The only thing I don't like about this article is the title. Calling it
"Fixing Venture Capital" gives the impression that the VC industry can be
fixed. 
Seriously, if I were to paraphrase Joel's article down to three
simple imperatives for the VC industry, it looks like this:
-
Tune your risk/reward expectations to be more
closely fit the goals of the entrepreneurs.
-
Instead of bonging 99.9% of firms that solicit
you for money, go out and find the good ones that are too busy selling
products to sell stock.
-
Realize that by screwing the founders you are
simply excluding the smartest founders from your deal flow. Cut it
out.
Obviously if more of the VC world worked this way, it would become a heckuva
lot more appealing to founders. However, we have to remember that the
venture capitalist is a middleman, with founders downline and limited partners
upline. Just like the entrepreneur, the VC has to keep things in
balance. Making founders happier is great, but if doing so makes the
limiteds unhappy, the whole thing will fall apart.

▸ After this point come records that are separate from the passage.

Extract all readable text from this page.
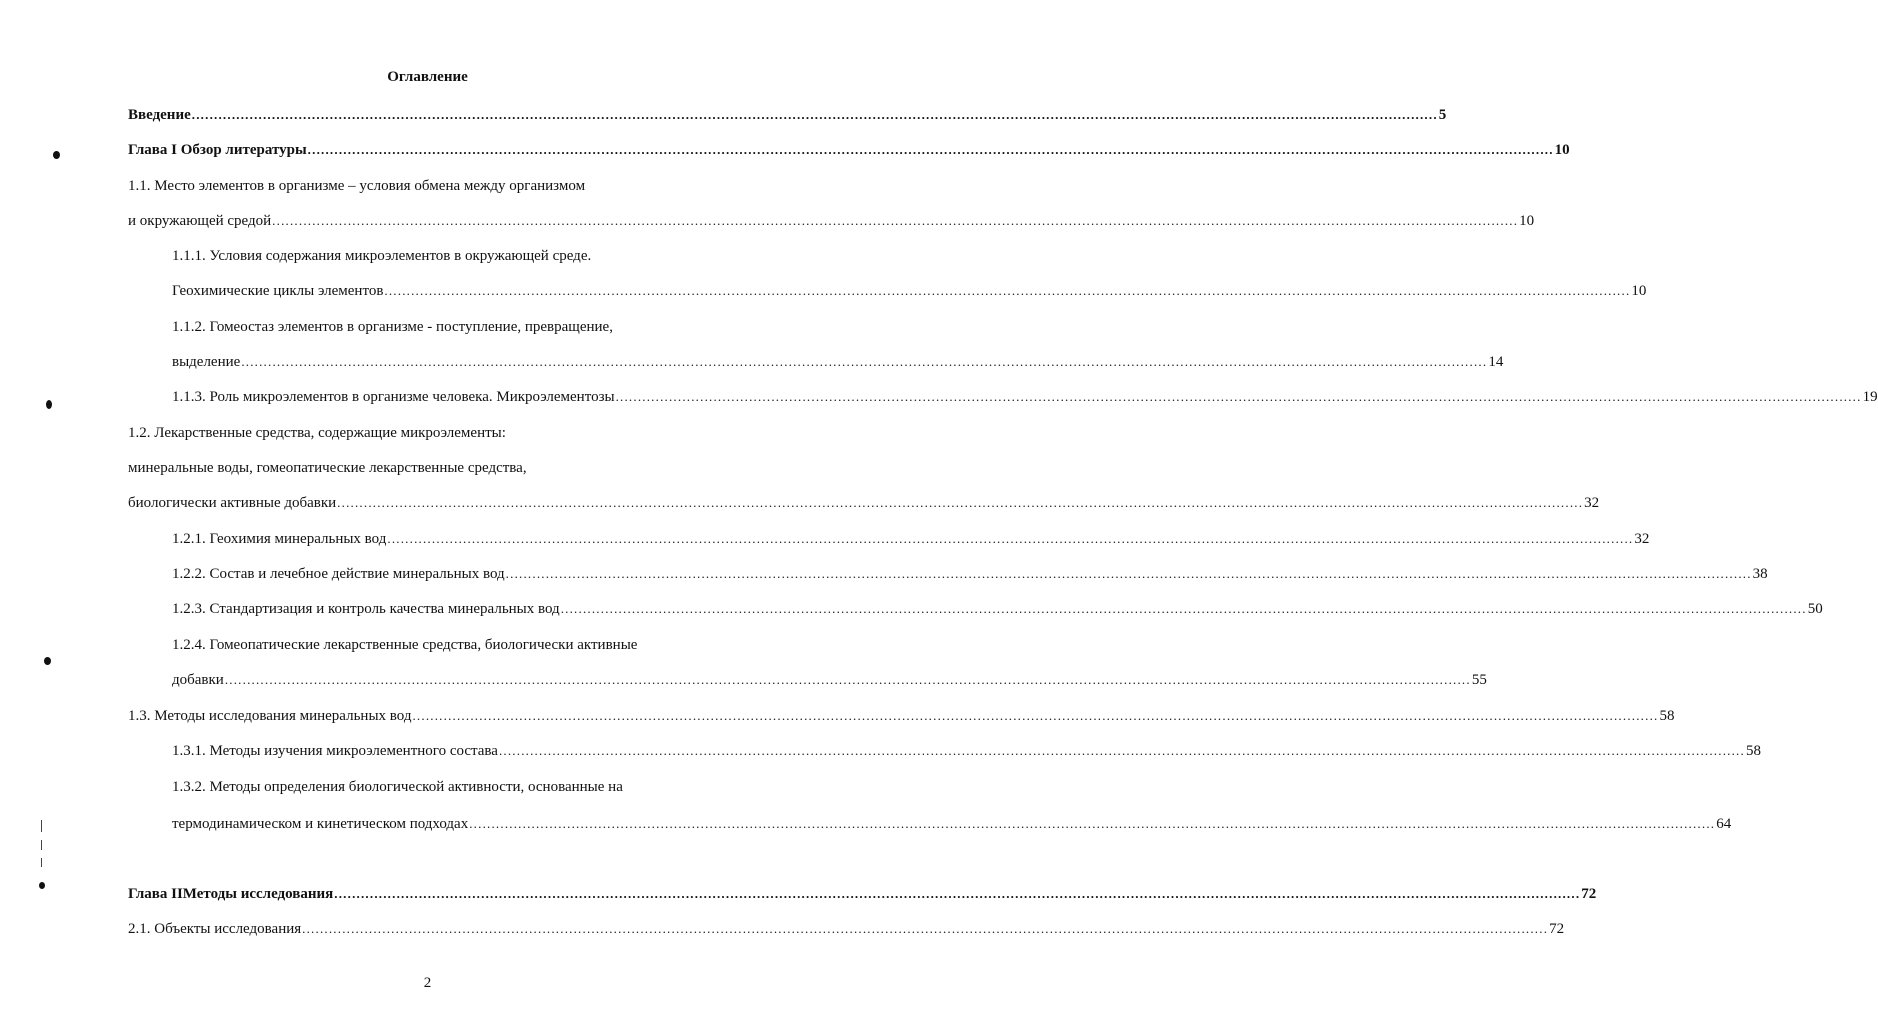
Оглавление
Введение ........................................................................................................................................................................................................................................................................................ 5
Глава I Обзор литературы ........................................................................................................................................................................................................................................................................................ 10
1.1. Место элементов в организме – условия обмена между организмом
и окружающей средой ........................................................................................................................................................................................................................................................................................ 10
1.1.1. Условия содержания микроэлементов в окружающей среде.
Геохимические циклы элементов ........................................................................................................................................................................................................................................................................................ 10
1.1.2. Гомеостаз элементов в организме - поступление, превращение,
выделение ........................................................................................................................................................................................................................................................................................ 14
1.1.3. Роль микроэлементов в организме человека. Микроэлементозы ........................................................................................................................................................................................................................................................................................ 19
1.2. Лекарственные средства, содержащие микроэлементы:
минеральные воды, гомеопатические лекарственные средства,
биологически активные добавки ........................................................................................................................................................................................................................................................................................ 32
1.2.1. Геохимия минеральных вод ........................................................................................................................................................................................................................................................................................ 32
1.2.2. Состав и лечебное действие минеральных вод ........................................................................................................................................................................................................................................................................................ 38
1.2.3. Стандартизация и контроль качества минеральных вод ........................................................................................................................................................................................................................................................................................ 50
1.2.4. Гомеопатические лекарственные средства, биологически активные
добавки ........................................................................................................................................................................................................................................................................................ 55
1.3. Методы исследования минеральных вод ........................................................................................................................................................................................................................................................................................ 58
1.3.1. Методы изучения микроэлементного состава ........................................................................................................................................................................................................................................................................................ 58
1.3.2. Методы определения биологической активности, основанные на
термодинамическом и кинетическом подходах ........................................................................................................................................................................................................................................................................................ 64
Глава II Методы исследования ........................................................................................................................................................................................................................................................................................ 72
2.1. Объекты исследования ........................................................................................................................................................................................................................................................................................ 72
2
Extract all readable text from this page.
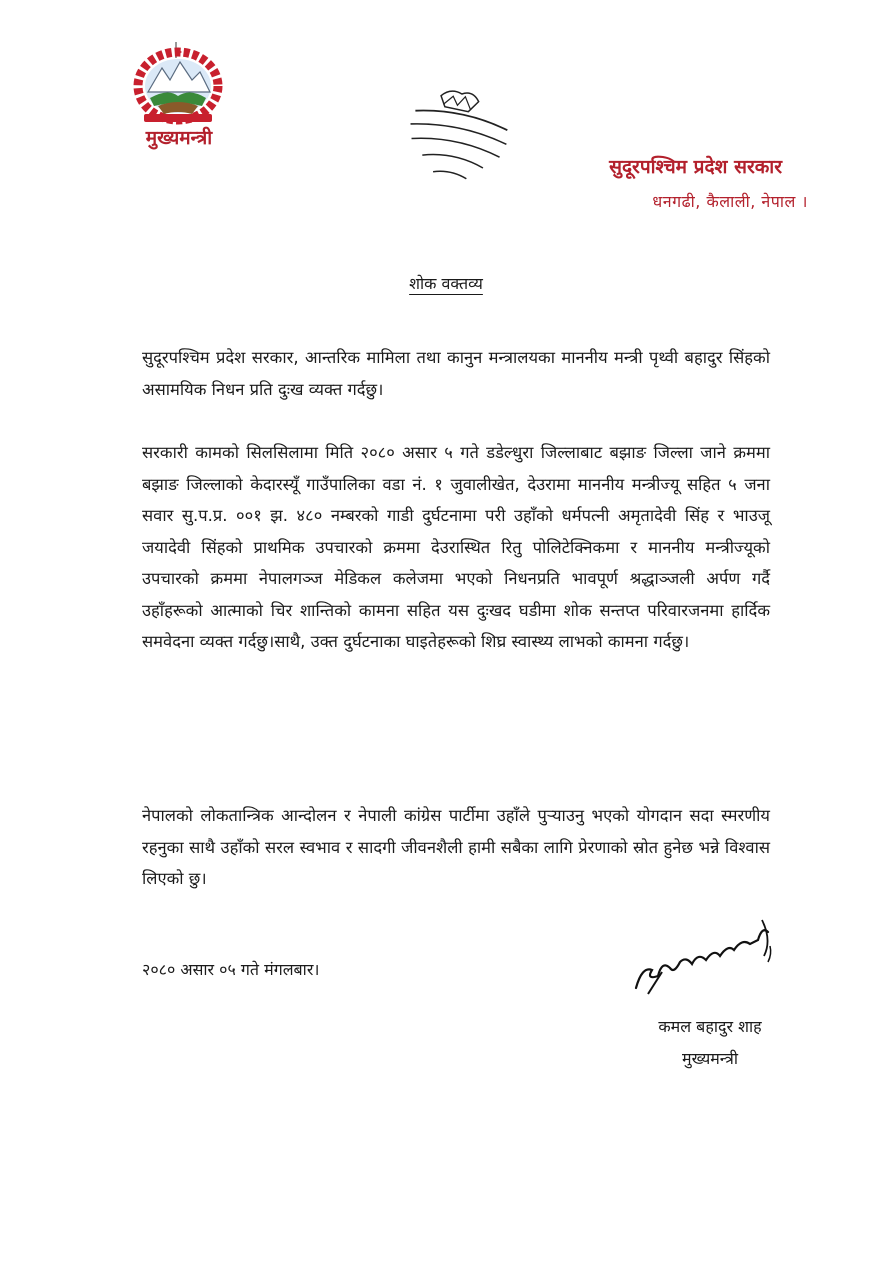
मुख्यमन्त्री
सुदूरपश्चिम प्रदेश सरकार
धनगढी, कैलाली, नेपाल ।
शोक वक्तव्य
सुदूरपश्चिम प्रदेश सरकार, आन्तरिक मामिला तथा कानुन मन्त्रालयका माननीय मन्त्री पृथ्वी बहादुर सिंहको असामयिक निधन प्रति दुःख व्यक्त गर्दछु।
सरकारी कामको सिलसिलामा मिति २०८० असार ५ गते डडेल्धुरा जिल्लाबाट बझाङ जिल्ला जाने क्रममा बझाङ जिल्लाको केदारस्यूँ गाउँपालिका वडा नं. १ जुवालीखेत, देउरामा माननीय मन्त्रीज्यू सहित ५ जना सवार सु.प.प्र. ००१ झ. ४८० नम्बरको गाडी दुर्घटनामा परी उहाँको धर्मपत्नी अमृतादेवी सिंह र भाउजू जयादेवी सिंहको प्राथमिक उपचारको क्रममा देउरास्थित रितु पोलिटेक्निकमा र माननीय मन्त्रीज्यूको उपचारको क्रममा नेपालगञ्ज मेडिकल कलेजमा भएको निधनप्रति भावपूर्ण श्रद्धाञ्जली अर्पण गर्दै उहाँहरूको आत्माको चिर शान्तिको कामना सहित यस दुःखद घडीमा शोक सन्तप्त परिवारजनमा हार्दिक समवेदना व्यक्त गर्दछु।साथै, उक्त दुर्घटनाका घाइतेहरूको शिघ्र स्वास्थ्य लाभको कामना गर्दछु।
नेपालको लोकतान्त्रिक आन्दोलन र नेपाली कांग्रेस पार्टीमा उहाँले पुऱ्याउनु भएको योगदान सदा स्मरणीय रहनुका साथै उहाँको सरल स्वभाव र सादगी जीवनशैली हामी सबैका लागि प्रेरणाको स्रोत हुनेछ भन्ने विश्वास लिएको छु।
२०८० असार ०५ गते मंगलबार।
कमल बहादुर शाह
मुख्यमन्त्री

Let's distill Joel's piece down even further to make one single piece of
advice for how the VC world should change:
If you would become a lot more patient about liquidity, you could attract
much better portfolio companies.
And therein lies the problem. Asking a VC to be more patient means he
in turn will have to ask his limited partners upline to be more patient.
The limiteds don't want to do this. They've got $100M to invest and
they're trying to decide which of two VC firms will manage it for them.
One of those firms is asking for patience. The other is singing a catchy
tune about finding The Next Netscape. Which firm gets the bucks?
Bottom line: Joel correctly observes that most VC firms don't
have much to offer people who want to build solid, long-lived companies.
Don't expect this situation to change anytime soon.